Preoperative Preparation

All patients in our surgical practice undergoing CAS are reported in ongoing clinical registries. Pretreatment patient evaluation consists of a noninvasive study suggesting carotid stenosis and a neurologic assessment performed by a neurologist or neurosurgeon. On the day of the procedure, the patient’s National Institutes of Health Stroke Scale is assessed and recorded. Preoperative laboratory results include hematocrit, hemoglobin, platelet count, white blood cell count, serum creatinine, prothrombin time, and activated partial prothrombin time obtained within a week of intervention. My colleagues and I also routinely obtain a baseline 12-lead electrocardiogram. Further cardiac or pulmonary evaluation is performed case by case as deemed medically necessary. MI is always a primary or secondary endpoint for clinical trials; thus, postprocedure creatine kinase, creatine kinase-MB, and troponin-I levels are routinely collected the morning after the procedure. All patients have a baseline brain computed tomography or magnetic resonance imaging to document preexisting infarctions.

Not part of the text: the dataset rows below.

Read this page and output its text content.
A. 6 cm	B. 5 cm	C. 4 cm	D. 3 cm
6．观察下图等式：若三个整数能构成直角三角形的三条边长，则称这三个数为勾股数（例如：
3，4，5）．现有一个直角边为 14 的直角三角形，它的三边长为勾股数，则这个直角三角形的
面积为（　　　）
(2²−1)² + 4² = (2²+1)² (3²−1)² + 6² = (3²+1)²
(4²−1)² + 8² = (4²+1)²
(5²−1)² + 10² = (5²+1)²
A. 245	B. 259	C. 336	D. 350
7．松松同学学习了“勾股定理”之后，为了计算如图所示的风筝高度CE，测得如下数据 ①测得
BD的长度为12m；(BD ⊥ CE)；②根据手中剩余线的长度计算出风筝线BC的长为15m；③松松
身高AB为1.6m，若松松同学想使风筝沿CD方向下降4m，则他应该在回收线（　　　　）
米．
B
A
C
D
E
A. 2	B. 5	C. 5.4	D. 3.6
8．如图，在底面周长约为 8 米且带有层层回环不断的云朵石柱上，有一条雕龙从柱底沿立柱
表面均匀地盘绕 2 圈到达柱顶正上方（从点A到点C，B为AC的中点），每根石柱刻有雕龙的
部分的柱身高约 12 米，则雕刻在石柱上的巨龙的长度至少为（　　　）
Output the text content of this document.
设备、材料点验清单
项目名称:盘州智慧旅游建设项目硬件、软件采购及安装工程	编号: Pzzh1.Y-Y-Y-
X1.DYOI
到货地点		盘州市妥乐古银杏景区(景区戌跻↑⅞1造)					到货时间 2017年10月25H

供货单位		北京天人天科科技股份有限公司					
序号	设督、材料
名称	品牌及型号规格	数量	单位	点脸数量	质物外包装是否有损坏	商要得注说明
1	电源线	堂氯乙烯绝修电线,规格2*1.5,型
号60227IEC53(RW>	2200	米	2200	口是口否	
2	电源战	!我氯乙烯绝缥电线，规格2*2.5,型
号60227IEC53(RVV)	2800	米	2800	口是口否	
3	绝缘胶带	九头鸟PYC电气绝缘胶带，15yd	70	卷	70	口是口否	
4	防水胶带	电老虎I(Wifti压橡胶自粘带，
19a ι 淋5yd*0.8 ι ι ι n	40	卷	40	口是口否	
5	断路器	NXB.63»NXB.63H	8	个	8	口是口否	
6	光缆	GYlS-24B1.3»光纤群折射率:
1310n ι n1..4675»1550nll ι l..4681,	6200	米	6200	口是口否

In our practice, all patients considered for CAS are started on aspirin at a dosage of 325 mg daily at least 5 days prior to the procedure. My colleagues and I also start clopidogrel at least 24 hours prior to the procedure but preferably 3 to 5 days prior to intervention. Clopidogrel is loaded as a 300-mg dose the day before or 75 mg daily 5 days prior to intervention. Some evidence suggests the combination of aspirin and clopidogrel decreases restenosis by inhibiting myointimal proliferation.2325 In emergent cases in which patients are not pretreated, patients are loaded the day of surgery with aspirin at 325 mg and clopidogrel at 300 mg. After the angiogram is completed and the determination to proceed with CAS is made, 4000 U of heparin is administered intravenously and redosed at 1000 U every hour until completion of the stenting procedure. Although not a standard of care, many surgeons check activated coagulation times with the practice of anticoagulating to achieve the goal of doubling these times.